And so it goes on, up to ways of getting 16 bit characters.
In fact one of the problems here is that there are so many standards,
that there aren't any, if you see what I mean.

But there are problems. First, characters aren't fixed length any more.
You should see what *that* does to C code. Fixed length arrays aren't
fixed in length any more, you can't index into them to find the nth
character, because if it's preceded by a shift code it will mean something
else.

Toupper() and tolower() have to be warned what the current top half
of the codeset is.

And much, much more.

Moving on from character sets to interpreting their meaning, we tread
on a particularly obnoxious little serpent: Regular Expressions.
This is a famous little problem in its own right, and it is caused
by ranges in REs. If the current codeset doesn't use a consecutive
encoding for the characters in its repertoire, what does
	[a-z]
mean?????
It's more obvious with a concrete example: let's use German and the
convention that <u"> means u with an umlaut. What does the last
regular expression mean. Does it include <u"> or not? Does it really
mean "all alphabetic characters" (in which case does it embrace
Greek alpha through omega?) and if it does, does it include vowels
with an umlaut? If not, do they have to be put in explicitly?
How, if I want to, do I write a regular expression explicitly to match
all alphabetic characters with or without umlaute?
How, with grep, do I find only those lines with at least one umlaut?
This problem rolls on and on and on. It's even better with the kanji
ideographic languages :-).

Collating sequences become very interesting round about now - but that's
a whole article to itself!

Back to character encoding methods. The current AT&T proposals are based
on ISO 2022, in a draft document released to the /usr/group/uk working
party, dated June 24th, 1985. Copies of it, and other relevant literature
received so far, can be obtained by writing to
	Mrs. J. H. Burley,
	Secretary,
	/usr/group/uk,
	8, Chequer Street,
	St. Albans, Herts,
	AL1, 3YJ
	England.
and saying that you wish to be put on the Internationalisation mailing list.

For my own part, I believe that the discussions on how to encode stuff is
premature. I think that it is more important to find out what `characters'
the users want first. If a solution that cannot easily handle such features
as `all european and asian characters in different fonts and point sizes'
is proposed, yet the users want exactly those features, then we have let them
down. If they say that they have got used to working in English and don't
want anything different, then there is no point in changing.

Though we know for a fact that the latter, English only, is already not an
option. The time may have come for a much more radical solution, with
an abstract object-oriented view of character handling. I am personally
convinced that it has, and have prepared a paper on the topic for those who
wish to see it. It a a little large to post to the news net, but I will
mail it to those who want to see it. (It uses pic for the diagrams; sorry).
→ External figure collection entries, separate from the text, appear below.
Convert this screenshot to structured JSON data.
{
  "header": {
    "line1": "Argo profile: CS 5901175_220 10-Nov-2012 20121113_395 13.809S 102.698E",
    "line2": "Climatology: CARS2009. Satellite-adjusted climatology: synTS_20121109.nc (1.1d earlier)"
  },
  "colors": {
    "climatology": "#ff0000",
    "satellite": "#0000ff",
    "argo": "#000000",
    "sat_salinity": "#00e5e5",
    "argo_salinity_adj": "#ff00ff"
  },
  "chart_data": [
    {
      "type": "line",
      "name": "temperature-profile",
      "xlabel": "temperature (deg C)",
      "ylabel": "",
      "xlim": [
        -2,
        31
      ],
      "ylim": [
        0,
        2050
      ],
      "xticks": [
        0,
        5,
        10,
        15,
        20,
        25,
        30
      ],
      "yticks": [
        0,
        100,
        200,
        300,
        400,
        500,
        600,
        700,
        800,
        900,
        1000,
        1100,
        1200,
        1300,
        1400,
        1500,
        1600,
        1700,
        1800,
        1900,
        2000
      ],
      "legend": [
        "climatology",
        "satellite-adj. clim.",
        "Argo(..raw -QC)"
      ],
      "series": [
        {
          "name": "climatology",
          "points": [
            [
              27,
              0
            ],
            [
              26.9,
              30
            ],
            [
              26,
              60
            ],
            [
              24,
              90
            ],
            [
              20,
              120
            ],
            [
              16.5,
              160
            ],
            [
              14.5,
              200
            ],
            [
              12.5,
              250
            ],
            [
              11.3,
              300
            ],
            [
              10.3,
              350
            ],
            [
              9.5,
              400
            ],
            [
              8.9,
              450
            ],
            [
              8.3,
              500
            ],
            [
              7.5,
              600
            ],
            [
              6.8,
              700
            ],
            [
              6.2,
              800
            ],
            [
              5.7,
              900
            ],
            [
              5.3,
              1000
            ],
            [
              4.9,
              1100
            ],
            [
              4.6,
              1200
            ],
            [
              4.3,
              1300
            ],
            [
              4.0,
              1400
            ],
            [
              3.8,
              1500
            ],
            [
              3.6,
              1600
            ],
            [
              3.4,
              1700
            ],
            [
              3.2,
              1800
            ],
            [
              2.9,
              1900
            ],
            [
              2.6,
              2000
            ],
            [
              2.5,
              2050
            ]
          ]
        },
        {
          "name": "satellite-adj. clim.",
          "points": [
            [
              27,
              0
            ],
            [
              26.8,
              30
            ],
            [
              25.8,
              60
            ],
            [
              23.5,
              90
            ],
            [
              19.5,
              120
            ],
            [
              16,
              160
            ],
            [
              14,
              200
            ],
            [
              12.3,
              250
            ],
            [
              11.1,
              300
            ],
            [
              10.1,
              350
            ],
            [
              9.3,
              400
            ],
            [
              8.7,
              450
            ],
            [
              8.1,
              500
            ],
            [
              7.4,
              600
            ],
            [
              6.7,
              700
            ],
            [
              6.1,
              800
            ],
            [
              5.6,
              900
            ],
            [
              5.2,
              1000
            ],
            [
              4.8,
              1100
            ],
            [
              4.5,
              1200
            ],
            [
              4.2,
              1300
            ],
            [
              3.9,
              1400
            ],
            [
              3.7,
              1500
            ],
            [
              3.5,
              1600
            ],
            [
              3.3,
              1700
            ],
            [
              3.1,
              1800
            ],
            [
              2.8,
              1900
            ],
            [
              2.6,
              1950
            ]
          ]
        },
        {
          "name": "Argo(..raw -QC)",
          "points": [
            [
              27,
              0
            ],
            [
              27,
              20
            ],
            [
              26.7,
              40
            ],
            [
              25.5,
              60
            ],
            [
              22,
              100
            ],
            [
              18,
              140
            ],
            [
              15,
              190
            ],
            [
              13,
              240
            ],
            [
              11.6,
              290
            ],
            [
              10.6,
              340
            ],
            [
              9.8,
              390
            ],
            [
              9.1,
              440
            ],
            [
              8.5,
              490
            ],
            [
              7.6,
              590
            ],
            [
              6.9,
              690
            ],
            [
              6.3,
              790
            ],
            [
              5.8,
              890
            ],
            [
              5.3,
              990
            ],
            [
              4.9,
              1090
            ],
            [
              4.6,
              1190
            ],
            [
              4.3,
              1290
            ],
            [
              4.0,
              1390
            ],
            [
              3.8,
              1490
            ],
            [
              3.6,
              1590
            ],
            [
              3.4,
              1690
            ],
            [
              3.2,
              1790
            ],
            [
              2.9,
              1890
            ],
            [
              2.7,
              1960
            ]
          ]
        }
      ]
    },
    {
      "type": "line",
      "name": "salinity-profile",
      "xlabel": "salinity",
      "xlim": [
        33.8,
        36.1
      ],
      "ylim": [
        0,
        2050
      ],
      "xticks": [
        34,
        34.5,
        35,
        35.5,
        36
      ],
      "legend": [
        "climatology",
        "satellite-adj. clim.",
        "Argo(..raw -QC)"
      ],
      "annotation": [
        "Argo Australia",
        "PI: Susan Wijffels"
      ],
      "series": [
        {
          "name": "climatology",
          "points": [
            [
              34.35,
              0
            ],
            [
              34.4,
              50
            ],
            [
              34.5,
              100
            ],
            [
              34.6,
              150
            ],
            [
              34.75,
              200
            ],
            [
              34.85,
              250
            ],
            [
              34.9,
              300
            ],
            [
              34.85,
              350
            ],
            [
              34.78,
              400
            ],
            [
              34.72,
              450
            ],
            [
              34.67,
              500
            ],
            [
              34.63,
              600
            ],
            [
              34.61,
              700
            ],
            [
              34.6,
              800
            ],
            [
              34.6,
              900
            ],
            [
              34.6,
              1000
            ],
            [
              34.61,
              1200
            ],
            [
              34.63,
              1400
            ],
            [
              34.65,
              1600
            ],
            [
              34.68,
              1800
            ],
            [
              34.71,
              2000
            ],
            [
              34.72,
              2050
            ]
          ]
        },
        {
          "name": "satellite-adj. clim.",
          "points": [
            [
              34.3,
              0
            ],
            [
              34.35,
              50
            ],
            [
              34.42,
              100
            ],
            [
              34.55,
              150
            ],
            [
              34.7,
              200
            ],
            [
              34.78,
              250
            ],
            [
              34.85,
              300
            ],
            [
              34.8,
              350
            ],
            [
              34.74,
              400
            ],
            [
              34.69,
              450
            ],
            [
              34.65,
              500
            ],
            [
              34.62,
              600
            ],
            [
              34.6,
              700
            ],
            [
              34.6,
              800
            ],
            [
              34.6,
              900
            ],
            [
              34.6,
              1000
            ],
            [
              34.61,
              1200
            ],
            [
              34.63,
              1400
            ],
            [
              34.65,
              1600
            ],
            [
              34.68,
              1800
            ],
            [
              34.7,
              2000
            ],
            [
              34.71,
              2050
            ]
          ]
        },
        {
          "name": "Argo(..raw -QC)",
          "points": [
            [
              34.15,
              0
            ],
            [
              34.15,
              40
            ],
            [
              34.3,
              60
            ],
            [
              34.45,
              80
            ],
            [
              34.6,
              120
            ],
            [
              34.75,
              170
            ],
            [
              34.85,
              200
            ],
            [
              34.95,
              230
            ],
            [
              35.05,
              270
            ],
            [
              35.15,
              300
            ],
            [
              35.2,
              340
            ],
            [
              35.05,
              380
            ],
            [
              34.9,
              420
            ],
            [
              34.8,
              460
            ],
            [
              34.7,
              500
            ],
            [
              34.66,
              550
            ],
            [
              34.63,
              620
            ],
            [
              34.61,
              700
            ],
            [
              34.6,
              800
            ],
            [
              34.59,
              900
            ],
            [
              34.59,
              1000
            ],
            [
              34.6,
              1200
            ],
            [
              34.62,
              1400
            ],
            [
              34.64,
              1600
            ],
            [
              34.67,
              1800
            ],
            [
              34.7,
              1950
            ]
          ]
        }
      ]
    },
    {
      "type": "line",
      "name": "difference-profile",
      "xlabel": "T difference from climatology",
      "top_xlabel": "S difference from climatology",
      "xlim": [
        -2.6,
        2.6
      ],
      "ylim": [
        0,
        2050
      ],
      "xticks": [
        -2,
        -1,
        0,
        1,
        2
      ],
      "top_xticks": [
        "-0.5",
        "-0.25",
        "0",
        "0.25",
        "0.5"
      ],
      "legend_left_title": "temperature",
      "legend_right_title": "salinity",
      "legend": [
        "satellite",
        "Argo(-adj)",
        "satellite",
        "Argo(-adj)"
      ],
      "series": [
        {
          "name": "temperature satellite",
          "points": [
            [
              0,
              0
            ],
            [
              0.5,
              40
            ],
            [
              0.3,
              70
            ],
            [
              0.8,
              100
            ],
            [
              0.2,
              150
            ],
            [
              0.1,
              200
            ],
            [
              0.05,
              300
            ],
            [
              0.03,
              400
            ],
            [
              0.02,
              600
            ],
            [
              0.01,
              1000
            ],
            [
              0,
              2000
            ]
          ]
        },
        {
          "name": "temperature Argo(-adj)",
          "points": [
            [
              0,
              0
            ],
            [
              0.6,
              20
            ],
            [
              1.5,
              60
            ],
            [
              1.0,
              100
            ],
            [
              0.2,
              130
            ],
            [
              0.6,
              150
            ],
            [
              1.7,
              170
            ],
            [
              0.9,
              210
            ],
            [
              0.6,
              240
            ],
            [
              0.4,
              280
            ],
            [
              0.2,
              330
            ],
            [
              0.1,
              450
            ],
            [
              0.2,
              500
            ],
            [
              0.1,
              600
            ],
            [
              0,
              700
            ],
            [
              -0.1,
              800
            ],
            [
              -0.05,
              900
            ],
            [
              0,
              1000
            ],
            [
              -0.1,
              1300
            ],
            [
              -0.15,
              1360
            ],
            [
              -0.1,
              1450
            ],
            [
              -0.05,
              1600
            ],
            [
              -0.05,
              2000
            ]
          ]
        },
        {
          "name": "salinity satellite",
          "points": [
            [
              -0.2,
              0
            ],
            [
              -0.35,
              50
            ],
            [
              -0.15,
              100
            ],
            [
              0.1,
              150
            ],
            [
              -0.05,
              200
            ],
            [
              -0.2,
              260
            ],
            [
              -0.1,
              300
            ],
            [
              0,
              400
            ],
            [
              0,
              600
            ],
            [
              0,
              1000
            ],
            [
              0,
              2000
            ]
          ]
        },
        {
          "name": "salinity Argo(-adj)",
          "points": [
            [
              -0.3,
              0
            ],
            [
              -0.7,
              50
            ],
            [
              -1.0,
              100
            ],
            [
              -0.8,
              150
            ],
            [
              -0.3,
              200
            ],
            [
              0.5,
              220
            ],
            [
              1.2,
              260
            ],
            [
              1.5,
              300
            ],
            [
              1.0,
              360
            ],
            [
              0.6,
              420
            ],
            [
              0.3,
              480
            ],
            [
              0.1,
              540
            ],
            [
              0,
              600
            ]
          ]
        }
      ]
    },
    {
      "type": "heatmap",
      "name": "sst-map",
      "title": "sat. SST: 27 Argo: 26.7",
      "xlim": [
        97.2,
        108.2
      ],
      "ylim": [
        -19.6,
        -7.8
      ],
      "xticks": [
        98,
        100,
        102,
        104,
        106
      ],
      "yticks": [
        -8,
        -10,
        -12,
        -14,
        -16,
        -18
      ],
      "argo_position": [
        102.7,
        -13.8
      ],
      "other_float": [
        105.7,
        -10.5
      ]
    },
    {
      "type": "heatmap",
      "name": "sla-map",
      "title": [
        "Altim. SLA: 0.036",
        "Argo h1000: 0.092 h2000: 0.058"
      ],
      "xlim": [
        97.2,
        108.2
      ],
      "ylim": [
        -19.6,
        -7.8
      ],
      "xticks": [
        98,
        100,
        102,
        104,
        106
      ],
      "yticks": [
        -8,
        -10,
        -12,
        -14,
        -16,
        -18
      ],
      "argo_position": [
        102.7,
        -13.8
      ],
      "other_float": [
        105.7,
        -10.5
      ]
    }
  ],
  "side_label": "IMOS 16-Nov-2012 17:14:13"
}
Please, let's see some real debate on these topics. THEY MATTER.
Internationalisation may be the next big hurdle for computers to overcome.
Users want to use their own language and characters; the technical
problems are fascinating and the market opportunities immense!
-- 
Mike Banahan, Technical Director, The Instruction Set Ltd.
mcvax!ukc!inset!mikeb

meissner@rtp47.UUCP (Michael Meissner) (10/11/85)

In article <719@inset.UUCP> mikeb@inset.UUCP (Mike Banahan) writes:
>
>The first problem that strikes typical C programmers is how they should
>represent characters outside the normal ASCII set. They then start thinking
>about using the `top' bit to extend the range of usable characters up to 255.
>Somebody throws in a suggestion that the Japanese will want around 7000
>(seven thousand) characters, so the next idea is to start using shift
>sequences.
>
>	...
>
>But there are problems. First, characters aren't fixed length any more.
>You should see what *that* does to C code. Fixed length arrays aren't
>fixed in length any more, you can't index into them to find the nth
>character, because if it's preceded by a shift code it will mean something
>else.
>

I don't know much about all the ramifications, but I think not having fixed
length characters would be horribly expensive.  I think that the best solution
would be a new character type, which can hold all of the glyphs (spelling?)
that anybody (not just western europe & USA) needs to use.  I would think
that something on the order of 4 octet's (32 bits) should be able to hold
all of the information, complete with font/size.  I would think that the
current ISO eight bit encoding for europe/USA would be used if the upper 3
octets were zero, and that it be easy to isolate font info via masking.

	Michael Meissner
	Data General

tmb@talcott.UUCP (Thomas M. Breuel) (10/13/85)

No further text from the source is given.